Once he had her body all the way up, he unfastened her harness and removed her backpack, which had ripped open in the fall; everything, including their cell phone, had spilled somewhere far below. He checked her heartbeat and her breathing, then unfurled his sleeping bag and laid it over her. He felt his own body going into a kind of delayed shock, and he stopped to take four Tylenol from their first-aid kit, then tried to eat another protein bar to keep his energy levels up. But his mouth was so dry he could barely chew, and he wound up just breaking it into pieces and washing them down with sips of water. He debated trying to give Kristin some water, but he was afraid of making her choke. Instead, he simply elevated her head on a mound of dirt and gravel he'd gathered, and waited.
The last rays of the sun were tingeing the Western Cascades a pale pink, and Big Lake, far below, was as black as obsidian. He remembered thinking that it was a beautiful sight, and that Kristin should really sit up and enjoy it. She loved sunsets, especially when she was off in the wilds somewhere; she used to say that she slept better under the stars than she did at the four-star hotels where her family sometimes stayed. The stars that night were out in profusion.

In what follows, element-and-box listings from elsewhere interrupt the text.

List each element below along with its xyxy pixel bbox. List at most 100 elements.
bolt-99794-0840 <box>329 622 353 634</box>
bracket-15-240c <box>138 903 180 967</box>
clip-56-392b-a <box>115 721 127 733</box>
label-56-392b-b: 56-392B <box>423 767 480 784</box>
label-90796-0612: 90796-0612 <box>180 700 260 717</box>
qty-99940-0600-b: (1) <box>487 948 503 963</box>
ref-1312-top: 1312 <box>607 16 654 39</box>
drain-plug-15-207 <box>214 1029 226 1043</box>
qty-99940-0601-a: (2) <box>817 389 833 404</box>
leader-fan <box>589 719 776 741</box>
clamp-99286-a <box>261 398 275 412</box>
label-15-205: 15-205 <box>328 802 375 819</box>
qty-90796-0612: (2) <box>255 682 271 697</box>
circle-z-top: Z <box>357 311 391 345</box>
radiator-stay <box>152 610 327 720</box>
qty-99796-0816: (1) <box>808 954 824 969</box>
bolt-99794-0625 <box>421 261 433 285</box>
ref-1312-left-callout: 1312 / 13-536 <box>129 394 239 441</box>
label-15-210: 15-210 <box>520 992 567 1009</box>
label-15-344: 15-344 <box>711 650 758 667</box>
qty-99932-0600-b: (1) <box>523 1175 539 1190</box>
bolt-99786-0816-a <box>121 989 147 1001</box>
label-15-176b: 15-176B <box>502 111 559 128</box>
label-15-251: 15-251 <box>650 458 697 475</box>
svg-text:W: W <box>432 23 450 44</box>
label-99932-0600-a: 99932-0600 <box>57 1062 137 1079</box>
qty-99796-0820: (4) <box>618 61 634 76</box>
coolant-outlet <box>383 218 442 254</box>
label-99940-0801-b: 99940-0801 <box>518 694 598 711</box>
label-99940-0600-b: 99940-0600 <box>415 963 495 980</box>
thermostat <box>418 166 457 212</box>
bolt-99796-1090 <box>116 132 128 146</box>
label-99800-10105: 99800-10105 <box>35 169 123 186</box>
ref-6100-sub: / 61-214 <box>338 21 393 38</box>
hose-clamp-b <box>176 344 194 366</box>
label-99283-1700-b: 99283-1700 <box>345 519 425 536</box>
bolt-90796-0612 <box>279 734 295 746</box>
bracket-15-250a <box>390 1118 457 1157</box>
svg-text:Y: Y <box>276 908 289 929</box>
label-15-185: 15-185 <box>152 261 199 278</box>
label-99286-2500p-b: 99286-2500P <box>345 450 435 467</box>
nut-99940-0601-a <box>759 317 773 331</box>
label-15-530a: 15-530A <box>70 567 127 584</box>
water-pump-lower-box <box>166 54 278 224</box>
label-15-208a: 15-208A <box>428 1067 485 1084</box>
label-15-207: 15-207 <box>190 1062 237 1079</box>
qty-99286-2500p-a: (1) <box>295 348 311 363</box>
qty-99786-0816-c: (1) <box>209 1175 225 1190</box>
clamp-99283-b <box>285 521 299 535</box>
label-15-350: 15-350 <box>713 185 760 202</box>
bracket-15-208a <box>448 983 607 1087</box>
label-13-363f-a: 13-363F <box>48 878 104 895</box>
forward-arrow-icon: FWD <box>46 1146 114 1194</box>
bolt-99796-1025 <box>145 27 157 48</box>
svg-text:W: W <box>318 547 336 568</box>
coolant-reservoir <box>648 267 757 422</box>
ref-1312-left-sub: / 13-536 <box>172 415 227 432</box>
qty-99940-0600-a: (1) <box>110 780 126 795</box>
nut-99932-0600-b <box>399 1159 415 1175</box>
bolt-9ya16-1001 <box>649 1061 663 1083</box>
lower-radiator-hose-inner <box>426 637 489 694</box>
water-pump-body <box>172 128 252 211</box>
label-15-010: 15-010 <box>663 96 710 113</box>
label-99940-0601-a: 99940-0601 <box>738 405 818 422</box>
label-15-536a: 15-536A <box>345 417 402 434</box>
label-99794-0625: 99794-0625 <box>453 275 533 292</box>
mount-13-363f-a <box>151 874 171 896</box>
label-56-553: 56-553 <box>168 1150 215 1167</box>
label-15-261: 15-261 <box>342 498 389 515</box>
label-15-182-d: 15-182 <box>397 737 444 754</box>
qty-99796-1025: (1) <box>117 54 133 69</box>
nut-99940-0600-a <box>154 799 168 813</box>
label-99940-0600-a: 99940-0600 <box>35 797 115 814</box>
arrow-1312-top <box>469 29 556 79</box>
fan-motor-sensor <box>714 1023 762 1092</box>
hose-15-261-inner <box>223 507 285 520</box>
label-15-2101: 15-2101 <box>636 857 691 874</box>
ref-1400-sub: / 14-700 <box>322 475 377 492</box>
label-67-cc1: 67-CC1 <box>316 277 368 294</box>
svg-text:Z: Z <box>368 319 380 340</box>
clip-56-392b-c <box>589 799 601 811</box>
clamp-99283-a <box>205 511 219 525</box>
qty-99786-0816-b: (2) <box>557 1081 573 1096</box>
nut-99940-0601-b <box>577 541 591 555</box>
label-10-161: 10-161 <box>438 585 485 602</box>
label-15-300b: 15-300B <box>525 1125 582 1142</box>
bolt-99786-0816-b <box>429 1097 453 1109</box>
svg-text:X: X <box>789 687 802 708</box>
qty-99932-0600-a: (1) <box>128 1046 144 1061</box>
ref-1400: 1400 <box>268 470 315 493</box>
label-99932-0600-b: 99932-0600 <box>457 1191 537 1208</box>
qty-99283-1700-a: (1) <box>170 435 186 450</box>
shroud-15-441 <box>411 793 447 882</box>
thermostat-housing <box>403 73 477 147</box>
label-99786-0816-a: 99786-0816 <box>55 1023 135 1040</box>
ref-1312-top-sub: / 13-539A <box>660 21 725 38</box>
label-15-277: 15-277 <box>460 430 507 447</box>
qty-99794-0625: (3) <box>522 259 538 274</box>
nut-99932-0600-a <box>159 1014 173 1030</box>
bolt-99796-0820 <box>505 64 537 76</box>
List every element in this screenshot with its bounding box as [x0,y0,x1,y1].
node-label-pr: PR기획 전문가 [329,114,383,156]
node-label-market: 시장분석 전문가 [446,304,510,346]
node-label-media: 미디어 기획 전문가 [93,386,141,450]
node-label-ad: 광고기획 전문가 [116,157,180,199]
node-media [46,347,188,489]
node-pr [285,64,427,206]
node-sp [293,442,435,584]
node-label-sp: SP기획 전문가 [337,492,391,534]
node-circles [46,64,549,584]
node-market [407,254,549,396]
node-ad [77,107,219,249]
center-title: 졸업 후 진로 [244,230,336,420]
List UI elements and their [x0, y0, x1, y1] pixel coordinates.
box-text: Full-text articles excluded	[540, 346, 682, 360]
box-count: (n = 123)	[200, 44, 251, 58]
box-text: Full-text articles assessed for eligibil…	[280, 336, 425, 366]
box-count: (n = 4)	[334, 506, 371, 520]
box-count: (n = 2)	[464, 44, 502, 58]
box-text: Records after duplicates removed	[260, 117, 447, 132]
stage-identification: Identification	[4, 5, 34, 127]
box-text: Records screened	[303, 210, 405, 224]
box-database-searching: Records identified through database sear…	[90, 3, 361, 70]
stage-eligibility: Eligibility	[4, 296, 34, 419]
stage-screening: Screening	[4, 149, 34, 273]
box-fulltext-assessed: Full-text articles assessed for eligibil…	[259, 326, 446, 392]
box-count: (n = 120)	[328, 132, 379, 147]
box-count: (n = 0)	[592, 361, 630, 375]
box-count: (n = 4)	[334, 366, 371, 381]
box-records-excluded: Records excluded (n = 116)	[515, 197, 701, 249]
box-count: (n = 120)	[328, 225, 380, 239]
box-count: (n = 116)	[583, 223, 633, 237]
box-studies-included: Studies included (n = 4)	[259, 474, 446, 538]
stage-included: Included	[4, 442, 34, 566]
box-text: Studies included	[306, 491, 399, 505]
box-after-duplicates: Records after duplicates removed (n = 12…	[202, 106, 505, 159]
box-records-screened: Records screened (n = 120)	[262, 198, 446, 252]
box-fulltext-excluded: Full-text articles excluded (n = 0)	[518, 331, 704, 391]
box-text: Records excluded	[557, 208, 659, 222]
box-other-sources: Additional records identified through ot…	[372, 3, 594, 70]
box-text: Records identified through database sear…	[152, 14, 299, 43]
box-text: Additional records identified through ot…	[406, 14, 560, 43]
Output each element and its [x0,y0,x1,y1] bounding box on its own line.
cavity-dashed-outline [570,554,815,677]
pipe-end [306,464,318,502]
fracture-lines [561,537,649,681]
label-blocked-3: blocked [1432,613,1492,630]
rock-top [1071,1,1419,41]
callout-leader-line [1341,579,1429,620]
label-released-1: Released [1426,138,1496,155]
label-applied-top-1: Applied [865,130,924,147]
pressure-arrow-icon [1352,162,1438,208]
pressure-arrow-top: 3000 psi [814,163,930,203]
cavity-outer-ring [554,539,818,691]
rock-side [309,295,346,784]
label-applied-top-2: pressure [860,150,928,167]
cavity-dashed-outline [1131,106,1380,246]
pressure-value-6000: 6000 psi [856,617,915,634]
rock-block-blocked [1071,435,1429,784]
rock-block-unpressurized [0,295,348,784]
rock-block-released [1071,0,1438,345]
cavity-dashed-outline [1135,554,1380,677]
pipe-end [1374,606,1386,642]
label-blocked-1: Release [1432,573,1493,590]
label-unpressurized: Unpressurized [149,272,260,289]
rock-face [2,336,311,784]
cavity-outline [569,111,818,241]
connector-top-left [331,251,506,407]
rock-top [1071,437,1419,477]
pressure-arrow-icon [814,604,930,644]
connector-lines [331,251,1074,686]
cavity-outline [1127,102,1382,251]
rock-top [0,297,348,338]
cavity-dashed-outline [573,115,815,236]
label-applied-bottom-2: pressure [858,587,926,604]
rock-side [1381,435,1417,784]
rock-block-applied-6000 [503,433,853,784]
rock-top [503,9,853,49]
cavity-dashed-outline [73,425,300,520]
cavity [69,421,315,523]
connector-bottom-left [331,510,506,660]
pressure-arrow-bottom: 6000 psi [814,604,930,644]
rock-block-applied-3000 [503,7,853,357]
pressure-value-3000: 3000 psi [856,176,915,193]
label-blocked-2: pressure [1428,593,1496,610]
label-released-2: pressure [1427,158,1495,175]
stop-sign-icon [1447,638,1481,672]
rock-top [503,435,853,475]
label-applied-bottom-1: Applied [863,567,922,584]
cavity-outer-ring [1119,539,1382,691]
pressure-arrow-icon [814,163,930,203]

But the temperatures were dropping.
Michael made a windbreak out of whatever loose rocks he could assemble, then tucked his nylon jacket carefully around Kristin's head, leaving her shattered helmet in place. Her face was blissfully unmarred, and she looked peaceful. Not in pain. And for that at least he was grateful. Until the first light of dawn, when it would be possible to begin the descent, he would just have to stifle his own fears, hunker down and try to keep her as warm as possible. For what it was worth, he blew on the whistle one more time, and as the sound faded away among the surrounding peaks, he scrunched up next to her under the sleeping bag, and whispered in her ear, “Don't worry-I'll get you home. I promise I'll get you home.”